The AGV demand which had been served by Madgwicks was returned by Australia Post to Madgwicks. Having already determined that AGV had not ‘adduced “proof to the contrary”’[4] for the purposes of s 29(1) of the Acts Interpretation Act 1901 (Cth), Sifris J then turned to consider service by an email transmission and concluded that it constituted valid service. His Honour was satisfied that the email constituted ‘effective informal service of the AGV demand’.[5]
[4]Ibid.
[5]Ibid [95].
His Honour was not considering if one form of service was preferable over another. It is clear that the email service was considered ‘informal service’ and his Honour was only required to consider the effectiveness of the email service in the event that his conclusion with respect to service by post might be wrong. That is not the case in this proceeding.
In David Grant & Co Pty Ltd v Westpac Banking Corporation,[6] the High Court determined that the strict time limits within which a s 459G application could be made were immutable.[7]
[6](1995) 184 CLR 265.
[7]Ibid 276–8.
For the purposes of the ruling, I do not need to consider when the email was opened. Service by post is never effected on the day of posting. Section 29(1) of the Acts Interpretation Act 1901 (Cth) sets out that service ‘shall be deemed … unless the contrary is proved, to have been effected at the time at which the letter would be delivered in the ordinary course of post’. Section 160(1) of the Evidence Act 2008 (Vic) presumes that the documents posted are ‘received at that address on the fourth working day after having been posted’.

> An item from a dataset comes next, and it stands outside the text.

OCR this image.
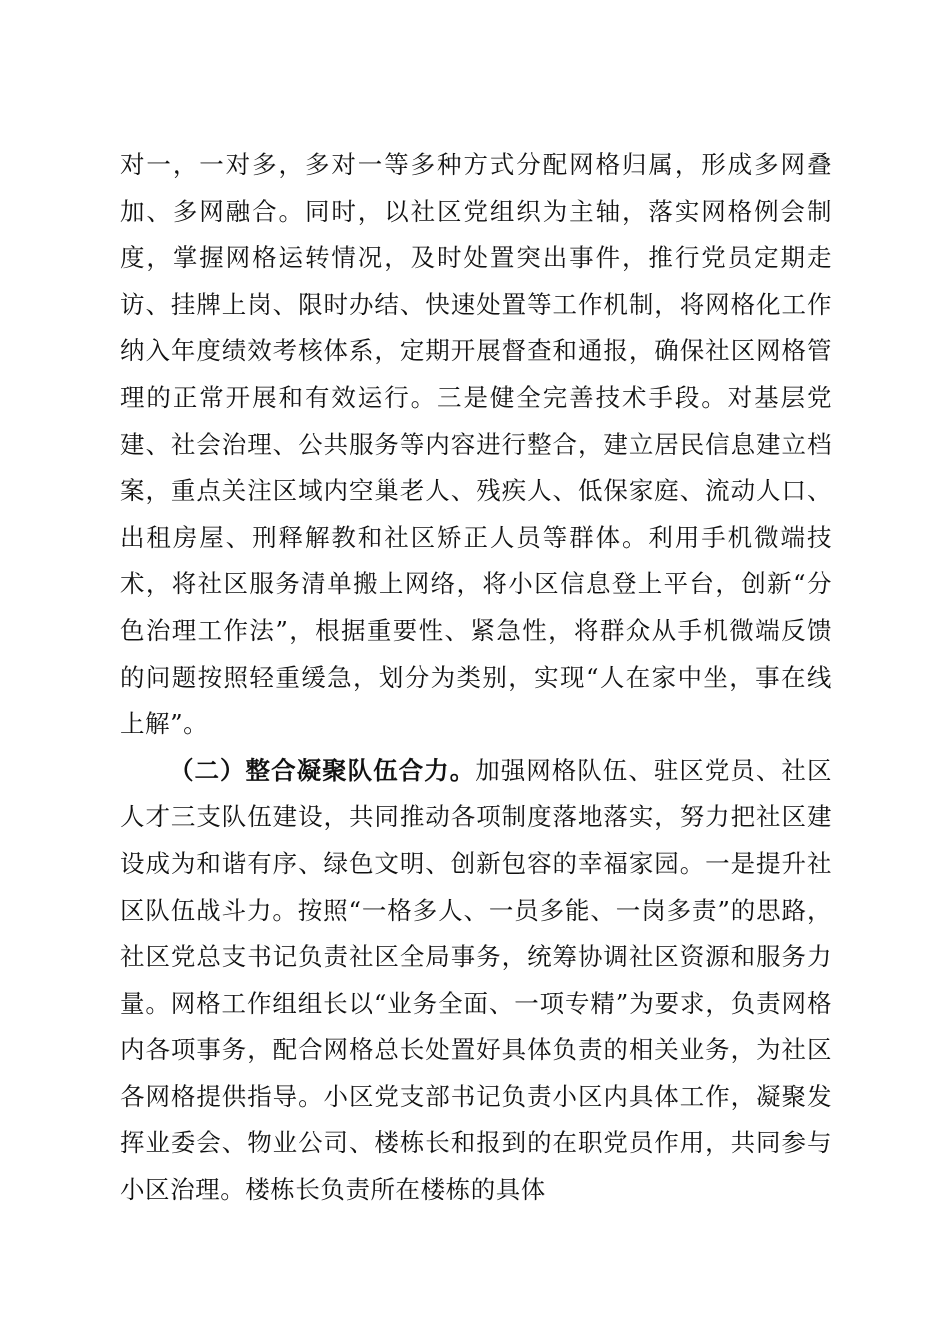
对一，一对多，多对一等多种方式分配网格归属，形成多网叠加、多网融合。同时，以社区党组织为主轴，落实网格例会制度，掌握网格运转情况，及时处置突出事件，推行党员定期走访、挂牌上岗、限时办结、快速处置等工作机制，将网格化工作纳入年度绩效考核体系，定期开展督查和通报，确保社区网格管理的正常开展和有效运行。三是健全完善技术手段。对基层党建、社会治理、公共服务等内容进行整合，建立居民信息建立档案，重点关注区域内空巢老人、残疾人、低保家庭、流动人口、出租房屋、刑释解教和社区矫正人员等群体。利用手机微端技术，将社区服务清单搬上网络，将小区信息登上平台，创新“分色治理工作法”，根据重要性、紧急性，将群众从手机微端反馈的问题按照轻重缓急，划分为类别，实现“人在家中坐，事在线上解”。

（二）整合凝聚队伍合力。加强网格队伍、驻区党员、社区人才三支队伍建设，共同推动各项制度落地落实，努力把社区建设成为和谐有序、绿色文明、创新包容的幸福家园。一是提升社区队伍战斗力。按照“一格多人、一员多能、一岗多责”的思路，社区党总支书记负责社区全局事务，统筹协调社区资源和服务力量。网格工作组组长以“业务全面、一项专精”为要求，负责网格内各项事务，配合网格总长处置好具体负责的相关业务，为社区各网格提供指导。小区党支部书记负责小区内具体工作，凝聚发挥业委会、物业公司、楼栋长和报到的在职党员作用，共同参与小区治理。楼栋长负责所在楼栋的具体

An email transmission on day one will inevitably be received by the company earlier than a pre‑paid letter posted on the same day. Although, there may be some circumstances where it is appropriate to consider whether the email transmission constitutes effective informal service, this is not one of those. To allow the defendant to rely upon ‘service’ by the email transmission would in these circumstances make a mockery of the strict time limits imposed by the regime. To allow otherwise would be to erode the certainties imposed by the regime and would lead to patent unfairness in circumstances where the time limits are immutable.
Accordingly, I rule that service was effected on 7 February 2020.